When I open my pantry and am immediately met with chaos, I know it’s time for a refresh. Once a year (usually during my household “spring cleaning”) I’ll dive in and do a full clean out/reorganization. A tidy pantry not only means less stress, but it also saves you time, money, and energy. You can even use your pantry purge as an opportunity to replace ultra-processed processed foods with more wholesome alternatives or try your own DIY version! 


How to Stock Your Pantry


Take it all out!

Yes, take every single item out of your pantry. Then, give it a thorough look over, check for things that may have gone bad, and decide what stays/what goes. For unopened items you want to get rid of, but are still good, consider donating to your local food pantry.


Get Rid of Old/Expired Items
Most dry spices stay good for up to a year. As they age, their flavor and healthful properties become less potent. So, if you have spices older than a year, you may just have to use more than called for in a recipe to get the same flavor.

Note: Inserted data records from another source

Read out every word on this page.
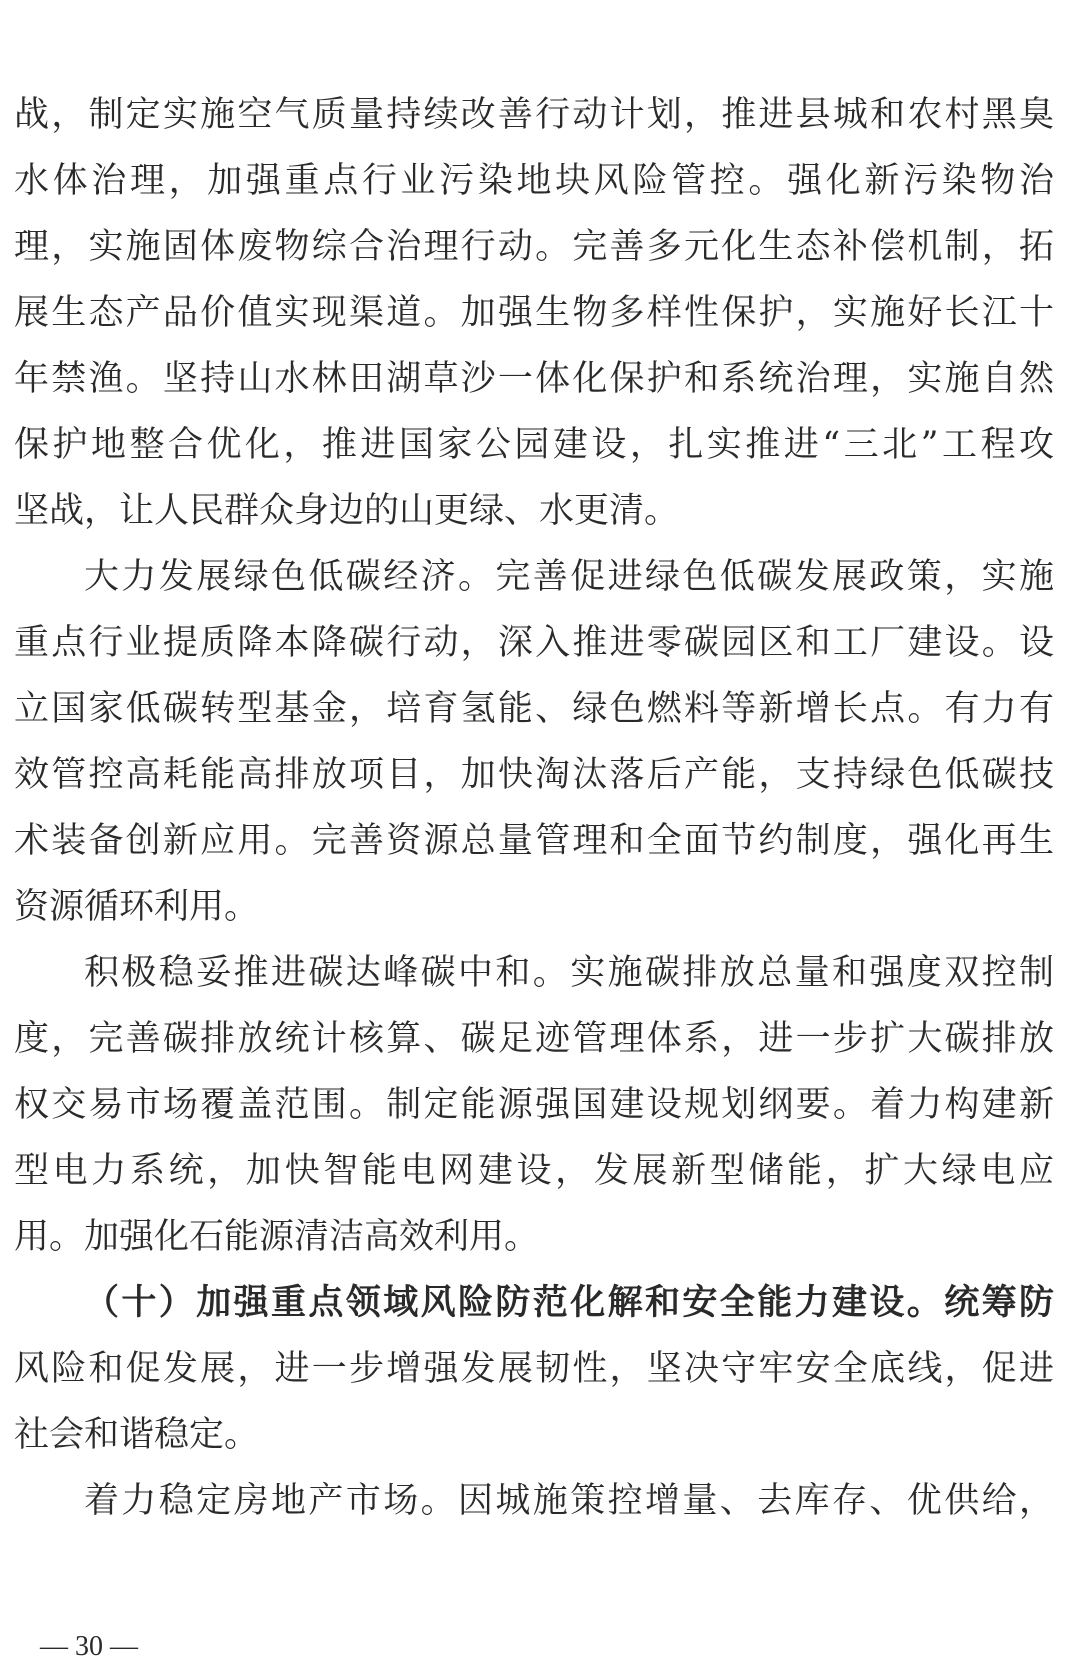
战，制定实施空气质量持续改善行动计划，推进县城和农村黑臭
水体治理，加强重点行业污染地块风险管控。强化新污染物治
理，实施固体废物综合治理行动。完善多元化生态补偿机制，拓
展生态产品价值实现渠道。加强生物多样性保护，实施好长江十
年禁渔。坚持山水林田湖草沙一体化保护和系统治理，实施自然
保护地整合优化，推进国家公园建设，扎实推进“三北”工程攻
坚战，让人民群众身边的山更绿、水更清。
大力发展绿色低碳经济。完善促进绿色低碳发展政策，实施
重点行业提质降本降碳行动，深入推进零碳园区和工厂建设。设
立国家低碳转型基金，培育氢能、绿色燃料等新增长点。有力有
效管控高耗能高排放项目，加快淘汰落后产能，支持绿色低碳技
术装备创新应用。完善资源总量管理和全面节约制度，强化再生
资源循环利用。
积极稳妥推进碳达峰碳中和。实施碳排放总量和强度双控制
度，完善碳排放统计核算、碳足迹管理体系，进一步扩大碳排放
权交易市场覆盖范围。制定能源强国建设规划纲要。着力构建新
型电力系统，加快智能电网建设，发展新型储能，扩大绿电应
用。加强化石能源清洁高效利用。
（十）加强重点领域风险防范化解和安全能力建设。统筹防
风险和促发展，进一步增强发展韧性，坚决守牢安全底线，促进
社会和谐稳定。
着力稳定房地产市场。因城施策控增量、去库存、优供给，
— 30 —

 Oils may turn rancid, so be sure to check the expiration date and give it a good sniff. Nuts, seeds, and grains can also turn rancid and can be detected by taste and smell. The best storage place for these foods is in your fridge or freezer.


Sanitize Your Pantry
Once all old items are removed, wipe down the shelves by filling a spray bottle with a 3-parts water: 1 part distilled vinegar solution or other non-toxic cleaner.


Store, Label and Date
While your items are removed from the pantry, take this time to store them properly. Keep items like flours, pastas, and grains in airtight storage containers. You can even use smaller mason jars or pyrex containers for spices and dried herbs. Be sure to label and date each item as you restock and anytime you buy new items.



Organize your pantry items in a way that makes sense to you. There is no one best way as we are all different cooks and have different needs. For items you reach for regularly, consider keeping them at eye level for easy grab and go. You can even label your shelves, so you remember what is stored where.



  • For smaller items like spices, consider alphabetizing for quick finding!
  • As you make your shopping list, always take a quick pantry inventory. This prevents buying what you don’t need and decreases food waste.
  •  Keep a pantry inventory list to know what you have and what you need. It can even provide meal inspiration as you’re planning your next delicious dish!

Finally, be diligent about keeping things organized for the long-haul. This includes keeping newly stocked items in the back and moving up older items to be used first – first in, first out.